Loss of Teenage Dreams

I don’t know if he has recognized me. Frank Spadari. He’s even more handsome now with the grey at his temples. Many years have gone by and my heart still overturns at seeing him. I make myself stare outside the train’s window.

I think back to a time in the ’70s. I was thirteen years old; my older sister Gina was in love with Frank and he with her. I had a big crush on Frank, but I tried hard not to let my feelings show. One day he came by to bring my sister a bouquet of yellow roses. I happened to be the one answering the door. Unexpectedly, he grabbed my arm, twisting it hard. “Listen to me, you brat,” he said in a low tone, careful not to be heard by other family members in the house. “I’m going to marry Gina. So don’t get any ideas in your head. And now get lost.”

A hand grasps mine. He has come to sit in the empty seat beside me.

“Paula,” he murmurs.

“If it isn’t Frank.”

“A penny for your thoughts.”

“I never liked clichés.”

“What shall I say then, that I have come back to Sarnia countless times since I moved away and I always hoped to meet you again? In fact, I stopped by a week ago. I went to the cemetery to bring roses before going across the bridge.”

“That’s a lie, Frank, and you know it. The roses in the vase at Gina’s grave are as dry as bones. Those roses have been there for months. They tell the story.”

“That’s unfair. Gina has been dead for years. Besides, I don’t always have time to stop at a flower shop. Especially when the train is late. I have to hurry and get a cab to take me across to the States. I need to be on time for my business meetings.”

I pause for a long time, but then suddenly I blurt out, “Frank, why did Gina kill herself?”

I can’t believe I’ve said that. But suddenly, I recall what I overheard my aunt say to a friend once. “He was so possessive. Gina would never tell anyone, but I know he used to beat her. Then he would always bring her a huge bunch of roses, out of guilt.”

Frank lets go of my hand, as I expected he would. I think of how hard he had twisted my arm that time a long ago in the doorway of our house… and now of how he had come to sit beside me, taking my hand as if he had every right to do so.

Frank finally replies. “That’s a strange question coming from you, Paula. You knew Gina was sick—her depression, her mind.”

“Yeah. Of course. What else,” I say, with an accusing tone.

“It’s not fair to blame me,” he says. “You have no idea what she put me through in two years.”

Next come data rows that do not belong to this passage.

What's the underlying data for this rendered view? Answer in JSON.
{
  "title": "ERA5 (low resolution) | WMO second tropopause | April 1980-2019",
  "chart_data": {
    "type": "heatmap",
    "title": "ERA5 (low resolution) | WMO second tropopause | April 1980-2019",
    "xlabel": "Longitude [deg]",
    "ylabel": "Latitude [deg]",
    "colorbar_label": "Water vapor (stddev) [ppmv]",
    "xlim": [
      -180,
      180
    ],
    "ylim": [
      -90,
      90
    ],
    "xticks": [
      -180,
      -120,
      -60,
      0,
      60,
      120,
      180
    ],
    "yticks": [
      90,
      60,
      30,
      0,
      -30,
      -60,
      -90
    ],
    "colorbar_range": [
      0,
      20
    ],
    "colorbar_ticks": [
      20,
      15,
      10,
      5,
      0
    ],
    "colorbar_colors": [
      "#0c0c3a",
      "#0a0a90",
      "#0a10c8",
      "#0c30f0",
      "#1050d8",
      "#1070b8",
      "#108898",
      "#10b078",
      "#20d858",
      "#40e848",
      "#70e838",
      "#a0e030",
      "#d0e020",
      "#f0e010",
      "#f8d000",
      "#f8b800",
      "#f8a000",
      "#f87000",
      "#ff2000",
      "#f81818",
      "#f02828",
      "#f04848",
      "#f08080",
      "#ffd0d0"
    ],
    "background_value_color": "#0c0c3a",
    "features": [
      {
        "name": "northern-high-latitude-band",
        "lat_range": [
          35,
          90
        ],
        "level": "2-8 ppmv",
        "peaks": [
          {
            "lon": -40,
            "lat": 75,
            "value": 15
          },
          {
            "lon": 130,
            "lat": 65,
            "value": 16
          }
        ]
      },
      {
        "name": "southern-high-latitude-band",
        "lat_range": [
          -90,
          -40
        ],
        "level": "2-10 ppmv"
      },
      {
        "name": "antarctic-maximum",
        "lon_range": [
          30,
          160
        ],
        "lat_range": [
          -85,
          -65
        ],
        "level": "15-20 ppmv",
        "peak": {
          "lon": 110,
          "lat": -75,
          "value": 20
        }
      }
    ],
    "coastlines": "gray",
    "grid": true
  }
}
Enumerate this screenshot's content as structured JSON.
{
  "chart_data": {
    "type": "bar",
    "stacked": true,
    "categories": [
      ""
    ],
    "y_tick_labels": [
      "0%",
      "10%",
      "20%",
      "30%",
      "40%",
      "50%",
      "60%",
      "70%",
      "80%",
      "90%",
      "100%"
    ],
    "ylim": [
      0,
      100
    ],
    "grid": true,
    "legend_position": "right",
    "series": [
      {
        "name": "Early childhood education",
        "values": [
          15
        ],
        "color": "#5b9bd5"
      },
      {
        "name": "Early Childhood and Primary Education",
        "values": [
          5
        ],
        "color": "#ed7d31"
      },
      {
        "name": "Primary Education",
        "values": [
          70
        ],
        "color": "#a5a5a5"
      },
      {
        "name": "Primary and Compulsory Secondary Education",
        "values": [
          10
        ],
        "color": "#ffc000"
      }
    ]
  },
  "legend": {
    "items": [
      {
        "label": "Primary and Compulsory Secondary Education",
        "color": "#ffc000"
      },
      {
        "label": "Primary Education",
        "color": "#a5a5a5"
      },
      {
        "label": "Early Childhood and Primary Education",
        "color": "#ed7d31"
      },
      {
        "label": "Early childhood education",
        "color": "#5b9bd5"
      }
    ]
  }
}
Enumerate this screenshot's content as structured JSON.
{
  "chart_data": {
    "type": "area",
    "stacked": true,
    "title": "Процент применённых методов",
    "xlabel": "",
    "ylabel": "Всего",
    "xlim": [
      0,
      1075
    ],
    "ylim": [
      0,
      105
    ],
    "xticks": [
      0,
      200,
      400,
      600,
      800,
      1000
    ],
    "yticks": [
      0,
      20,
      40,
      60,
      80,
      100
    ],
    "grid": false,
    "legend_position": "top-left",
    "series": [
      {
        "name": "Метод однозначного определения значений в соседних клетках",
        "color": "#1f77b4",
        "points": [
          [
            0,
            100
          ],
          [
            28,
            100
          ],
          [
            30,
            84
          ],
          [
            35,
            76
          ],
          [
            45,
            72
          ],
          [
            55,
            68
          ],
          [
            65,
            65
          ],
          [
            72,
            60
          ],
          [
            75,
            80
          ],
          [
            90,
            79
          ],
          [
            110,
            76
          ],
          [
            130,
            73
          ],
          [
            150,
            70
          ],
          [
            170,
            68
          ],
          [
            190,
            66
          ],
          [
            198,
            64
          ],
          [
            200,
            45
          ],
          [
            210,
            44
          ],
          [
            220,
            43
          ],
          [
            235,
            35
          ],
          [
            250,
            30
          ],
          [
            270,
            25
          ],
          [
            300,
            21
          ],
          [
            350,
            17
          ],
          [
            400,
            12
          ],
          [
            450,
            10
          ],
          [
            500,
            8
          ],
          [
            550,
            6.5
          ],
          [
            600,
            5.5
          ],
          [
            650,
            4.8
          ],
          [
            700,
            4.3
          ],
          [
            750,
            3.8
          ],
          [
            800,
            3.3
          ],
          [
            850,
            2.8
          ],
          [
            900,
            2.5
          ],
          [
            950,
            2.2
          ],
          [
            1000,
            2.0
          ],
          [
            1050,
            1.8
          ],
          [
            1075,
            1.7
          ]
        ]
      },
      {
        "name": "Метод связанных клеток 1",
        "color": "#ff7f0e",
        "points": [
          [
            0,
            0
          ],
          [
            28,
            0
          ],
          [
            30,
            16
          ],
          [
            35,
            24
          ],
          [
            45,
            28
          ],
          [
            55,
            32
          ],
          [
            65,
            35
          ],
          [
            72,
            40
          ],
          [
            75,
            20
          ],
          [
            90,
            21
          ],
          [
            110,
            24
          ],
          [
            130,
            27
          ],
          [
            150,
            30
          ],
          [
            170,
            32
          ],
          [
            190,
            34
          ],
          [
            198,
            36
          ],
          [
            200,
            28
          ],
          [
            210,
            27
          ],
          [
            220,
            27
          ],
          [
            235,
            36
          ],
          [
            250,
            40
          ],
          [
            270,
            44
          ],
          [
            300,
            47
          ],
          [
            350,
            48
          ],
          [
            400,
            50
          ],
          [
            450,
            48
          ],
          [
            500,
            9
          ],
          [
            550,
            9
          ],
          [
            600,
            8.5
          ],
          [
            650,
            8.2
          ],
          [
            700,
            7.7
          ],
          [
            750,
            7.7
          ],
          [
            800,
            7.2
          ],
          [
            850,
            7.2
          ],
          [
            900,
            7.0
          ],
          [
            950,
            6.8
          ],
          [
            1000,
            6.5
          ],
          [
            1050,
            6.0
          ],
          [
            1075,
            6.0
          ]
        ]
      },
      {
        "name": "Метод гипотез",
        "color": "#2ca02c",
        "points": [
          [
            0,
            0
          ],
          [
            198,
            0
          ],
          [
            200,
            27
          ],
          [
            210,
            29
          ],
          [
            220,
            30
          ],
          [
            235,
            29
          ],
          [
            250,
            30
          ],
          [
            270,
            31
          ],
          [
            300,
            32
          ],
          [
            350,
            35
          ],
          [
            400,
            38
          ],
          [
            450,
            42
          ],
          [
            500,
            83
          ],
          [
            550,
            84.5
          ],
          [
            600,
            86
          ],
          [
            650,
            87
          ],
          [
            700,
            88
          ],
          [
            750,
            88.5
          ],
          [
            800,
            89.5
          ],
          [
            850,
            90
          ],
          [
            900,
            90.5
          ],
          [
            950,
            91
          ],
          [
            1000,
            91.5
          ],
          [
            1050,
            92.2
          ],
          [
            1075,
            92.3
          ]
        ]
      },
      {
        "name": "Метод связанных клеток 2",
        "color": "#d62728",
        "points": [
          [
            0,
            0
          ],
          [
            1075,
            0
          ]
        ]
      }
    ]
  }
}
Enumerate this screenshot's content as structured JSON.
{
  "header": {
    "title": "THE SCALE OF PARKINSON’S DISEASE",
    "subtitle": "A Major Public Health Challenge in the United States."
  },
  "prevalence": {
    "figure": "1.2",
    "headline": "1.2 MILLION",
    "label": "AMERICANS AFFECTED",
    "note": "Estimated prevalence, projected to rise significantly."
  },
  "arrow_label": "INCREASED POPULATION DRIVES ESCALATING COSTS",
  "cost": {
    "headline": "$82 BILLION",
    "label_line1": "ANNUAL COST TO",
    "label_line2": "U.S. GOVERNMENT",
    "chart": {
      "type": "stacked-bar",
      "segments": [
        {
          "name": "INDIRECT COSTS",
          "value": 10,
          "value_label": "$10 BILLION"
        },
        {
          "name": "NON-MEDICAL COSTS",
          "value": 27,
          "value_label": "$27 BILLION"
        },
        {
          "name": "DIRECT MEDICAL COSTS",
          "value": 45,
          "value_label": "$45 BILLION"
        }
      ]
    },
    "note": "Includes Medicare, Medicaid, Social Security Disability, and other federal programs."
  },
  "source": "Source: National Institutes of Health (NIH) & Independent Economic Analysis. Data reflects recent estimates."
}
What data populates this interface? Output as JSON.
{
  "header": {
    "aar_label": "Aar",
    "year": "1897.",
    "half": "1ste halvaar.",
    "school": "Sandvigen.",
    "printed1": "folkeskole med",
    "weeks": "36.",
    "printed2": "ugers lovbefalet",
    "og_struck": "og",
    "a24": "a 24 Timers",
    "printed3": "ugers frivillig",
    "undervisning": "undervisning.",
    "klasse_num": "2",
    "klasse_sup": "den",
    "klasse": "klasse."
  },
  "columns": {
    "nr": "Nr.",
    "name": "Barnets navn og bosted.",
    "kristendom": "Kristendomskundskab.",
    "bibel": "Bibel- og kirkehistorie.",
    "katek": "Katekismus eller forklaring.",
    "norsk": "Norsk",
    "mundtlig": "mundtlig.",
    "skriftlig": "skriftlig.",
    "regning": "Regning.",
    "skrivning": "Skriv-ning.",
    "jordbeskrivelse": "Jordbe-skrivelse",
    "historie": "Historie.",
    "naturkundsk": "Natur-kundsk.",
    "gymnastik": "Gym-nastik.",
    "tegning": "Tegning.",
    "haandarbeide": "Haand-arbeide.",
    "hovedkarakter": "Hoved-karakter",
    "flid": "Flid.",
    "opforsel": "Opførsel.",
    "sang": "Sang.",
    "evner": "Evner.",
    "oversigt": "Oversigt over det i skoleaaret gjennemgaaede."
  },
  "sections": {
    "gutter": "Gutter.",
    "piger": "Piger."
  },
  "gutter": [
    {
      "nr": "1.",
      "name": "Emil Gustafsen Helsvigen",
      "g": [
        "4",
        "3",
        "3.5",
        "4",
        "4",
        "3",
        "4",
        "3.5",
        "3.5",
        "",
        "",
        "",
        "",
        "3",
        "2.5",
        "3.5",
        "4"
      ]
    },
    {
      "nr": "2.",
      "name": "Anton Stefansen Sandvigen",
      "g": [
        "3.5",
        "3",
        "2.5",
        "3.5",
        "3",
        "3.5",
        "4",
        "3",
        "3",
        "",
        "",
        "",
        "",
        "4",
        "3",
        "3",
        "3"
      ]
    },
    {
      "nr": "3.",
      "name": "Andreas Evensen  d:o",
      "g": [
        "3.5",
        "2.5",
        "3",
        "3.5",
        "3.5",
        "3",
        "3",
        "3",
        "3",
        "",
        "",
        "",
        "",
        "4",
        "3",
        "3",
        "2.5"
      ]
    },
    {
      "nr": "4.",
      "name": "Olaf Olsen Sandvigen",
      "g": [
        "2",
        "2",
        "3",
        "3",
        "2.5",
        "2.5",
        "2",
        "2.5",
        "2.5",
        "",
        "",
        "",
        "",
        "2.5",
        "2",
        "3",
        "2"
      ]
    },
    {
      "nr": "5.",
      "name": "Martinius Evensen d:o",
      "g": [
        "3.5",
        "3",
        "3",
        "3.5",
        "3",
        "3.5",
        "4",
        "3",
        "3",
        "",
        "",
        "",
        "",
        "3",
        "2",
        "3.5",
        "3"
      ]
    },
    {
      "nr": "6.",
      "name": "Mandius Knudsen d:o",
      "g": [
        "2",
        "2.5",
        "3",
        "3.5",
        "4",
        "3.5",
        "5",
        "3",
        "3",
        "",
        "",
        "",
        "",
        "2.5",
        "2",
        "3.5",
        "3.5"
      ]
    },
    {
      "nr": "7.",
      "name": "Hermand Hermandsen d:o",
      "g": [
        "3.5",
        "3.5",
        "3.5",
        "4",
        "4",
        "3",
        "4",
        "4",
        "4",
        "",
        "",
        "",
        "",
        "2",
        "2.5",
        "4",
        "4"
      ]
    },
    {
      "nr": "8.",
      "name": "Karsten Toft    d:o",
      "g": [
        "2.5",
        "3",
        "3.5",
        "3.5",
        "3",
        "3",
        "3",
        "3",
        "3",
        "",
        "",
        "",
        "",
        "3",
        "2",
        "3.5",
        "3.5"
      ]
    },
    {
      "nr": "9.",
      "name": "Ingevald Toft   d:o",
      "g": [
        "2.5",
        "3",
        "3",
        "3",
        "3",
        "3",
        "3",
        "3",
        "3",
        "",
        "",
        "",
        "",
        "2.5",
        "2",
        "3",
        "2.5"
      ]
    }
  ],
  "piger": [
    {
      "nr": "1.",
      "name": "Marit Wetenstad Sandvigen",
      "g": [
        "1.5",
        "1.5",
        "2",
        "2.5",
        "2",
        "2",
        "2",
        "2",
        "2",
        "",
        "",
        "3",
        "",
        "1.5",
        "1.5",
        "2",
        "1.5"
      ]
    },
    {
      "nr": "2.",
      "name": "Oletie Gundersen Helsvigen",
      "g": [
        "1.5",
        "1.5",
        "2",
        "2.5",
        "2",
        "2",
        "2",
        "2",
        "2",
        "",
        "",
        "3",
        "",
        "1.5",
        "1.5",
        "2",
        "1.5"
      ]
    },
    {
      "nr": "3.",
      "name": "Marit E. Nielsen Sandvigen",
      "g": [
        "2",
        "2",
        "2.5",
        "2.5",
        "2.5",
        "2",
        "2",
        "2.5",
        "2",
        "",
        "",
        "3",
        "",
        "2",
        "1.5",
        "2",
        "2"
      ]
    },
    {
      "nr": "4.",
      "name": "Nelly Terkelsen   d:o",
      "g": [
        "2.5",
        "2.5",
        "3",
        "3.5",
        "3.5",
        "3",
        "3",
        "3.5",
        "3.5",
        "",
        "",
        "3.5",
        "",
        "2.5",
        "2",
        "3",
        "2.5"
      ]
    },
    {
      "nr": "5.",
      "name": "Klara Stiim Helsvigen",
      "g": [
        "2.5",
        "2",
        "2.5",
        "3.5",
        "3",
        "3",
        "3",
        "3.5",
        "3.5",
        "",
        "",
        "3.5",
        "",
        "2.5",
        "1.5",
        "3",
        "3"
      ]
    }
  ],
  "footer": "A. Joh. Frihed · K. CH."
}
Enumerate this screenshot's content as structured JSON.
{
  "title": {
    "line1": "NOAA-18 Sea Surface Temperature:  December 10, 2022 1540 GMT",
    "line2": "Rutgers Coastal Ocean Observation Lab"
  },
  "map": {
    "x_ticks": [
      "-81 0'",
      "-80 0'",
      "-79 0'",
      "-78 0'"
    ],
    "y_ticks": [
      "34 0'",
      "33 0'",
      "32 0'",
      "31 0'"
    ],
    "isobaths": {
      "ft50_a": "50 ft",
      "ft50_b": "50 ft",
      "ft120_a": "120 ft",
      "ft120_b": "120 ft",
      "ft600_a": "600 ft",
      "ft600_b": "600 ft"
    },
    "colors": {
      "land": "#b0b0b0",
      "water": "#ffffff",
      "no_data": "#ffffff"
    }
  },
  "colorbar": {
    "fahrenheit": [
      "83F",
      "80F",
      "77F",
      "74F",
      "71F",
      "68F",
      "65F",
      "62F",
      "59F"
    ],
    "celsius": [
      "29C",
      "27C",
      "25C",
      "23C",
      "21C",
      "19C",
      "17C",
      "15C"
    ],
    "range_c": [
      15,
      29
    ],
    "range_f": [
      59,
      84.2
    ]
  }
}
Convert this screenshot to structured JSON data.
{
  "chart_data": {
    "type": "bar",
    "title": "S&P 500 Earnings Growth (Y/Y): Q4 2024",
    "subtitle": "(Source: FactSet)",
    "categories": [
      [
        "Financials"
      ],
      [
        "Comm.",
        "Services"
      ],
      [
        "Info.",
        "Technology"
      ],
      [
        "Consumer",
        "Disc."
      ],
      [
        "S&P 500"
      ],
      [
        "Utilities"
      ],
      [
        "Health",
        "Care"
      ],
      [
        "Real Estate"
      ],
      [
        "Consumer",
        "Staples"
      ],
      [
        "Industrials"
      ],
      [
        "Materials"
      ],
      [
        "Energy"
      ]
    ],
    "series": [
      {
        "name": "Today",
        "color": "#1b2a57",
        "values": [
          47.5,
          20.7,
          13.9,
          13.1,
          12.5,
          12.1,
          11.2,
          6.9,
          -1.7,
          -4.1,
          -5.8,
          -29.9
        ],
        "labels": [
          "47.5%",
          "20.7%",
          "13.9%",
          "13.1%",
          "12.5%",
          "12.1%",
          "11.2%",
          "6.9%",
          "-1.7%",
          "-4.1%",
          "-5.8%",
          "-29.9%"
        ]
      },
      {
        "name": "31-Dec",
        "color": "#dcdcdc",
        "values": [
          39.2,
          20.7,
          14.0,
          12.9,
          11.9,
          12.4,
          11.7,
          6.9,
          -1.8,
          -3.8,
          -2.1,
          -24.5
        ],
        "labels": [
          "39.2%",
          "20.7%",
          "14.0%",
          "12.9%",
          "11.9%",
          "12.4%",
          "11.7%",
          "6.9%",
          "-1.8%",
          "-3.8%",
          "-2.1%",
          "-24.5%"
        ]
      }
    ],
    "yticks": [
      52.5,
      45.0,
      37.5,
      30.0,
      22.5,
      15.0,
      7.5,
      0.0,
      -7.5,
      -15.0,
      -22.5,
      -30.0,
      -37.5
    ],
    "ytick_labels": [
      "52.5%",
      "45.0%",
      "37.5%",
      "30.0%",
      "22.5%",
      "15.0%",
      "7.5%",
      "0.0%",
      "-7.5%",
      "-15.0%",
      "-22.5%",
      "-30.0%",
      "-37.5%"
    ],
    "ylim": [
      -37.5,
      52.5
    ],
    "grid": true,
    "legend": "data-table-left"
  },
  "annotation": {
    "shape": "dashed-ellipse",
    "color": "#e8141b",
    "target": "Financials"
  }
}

“You bastard,” I say. “And what about you cheating on her? What you put her through doesn’t count?”

“She drove me crazy, don’t you understand? She was no wife. I should have been the one to kill myself then? Is that what you wanted?” With an angry bolt, he gets up and goes back to his own seat.

Later, as I am getting off the train, I see that he has already exited. But he doesn’t keep going, he’s waiting for me outside the train station.

“Paula. How about a nice quiet lunch somewhere. For old times’ sake?” he says, in an apologetic tone.

“Forget it, Frank. You wouldn’t want to be late for your meeting.”

He puts his hand on my arm. “I can skip it this time. There’s nothing pressing. Come on. It will be nice to get reacquainted,” he says. “We were family once.”

I shake my head. “That was a long time ago. Let’s not go unravelling the past, not for the good and not for the bad.”

Firmly, I pick up my suitcase, turn, and walk away. I know I have to do it. I have to move on, deal with the full reality of the situation.

Walking through the parking lot to my car, I feel tears in my eyes. Deep down I had always suspected what Frank was really like. He had moved out of town with the girl he’d been having an affair with, a month after his wife’s death. He had been the talk of the town.

I wipe my eyes, though I wonder if my tears were for Gina, my sister who took her own life on her twenty-first birthday, or for myself, for the loss of my teenage dreams, as foolish as they had been. Would I ever know? But now was not the time to sort it out. Maybe it would never be.

Delia De Santis is the author of the collection Fast Forward and Other Stories (2008). Her writing has been anthologized internationally. She is co-editor of six anthologies.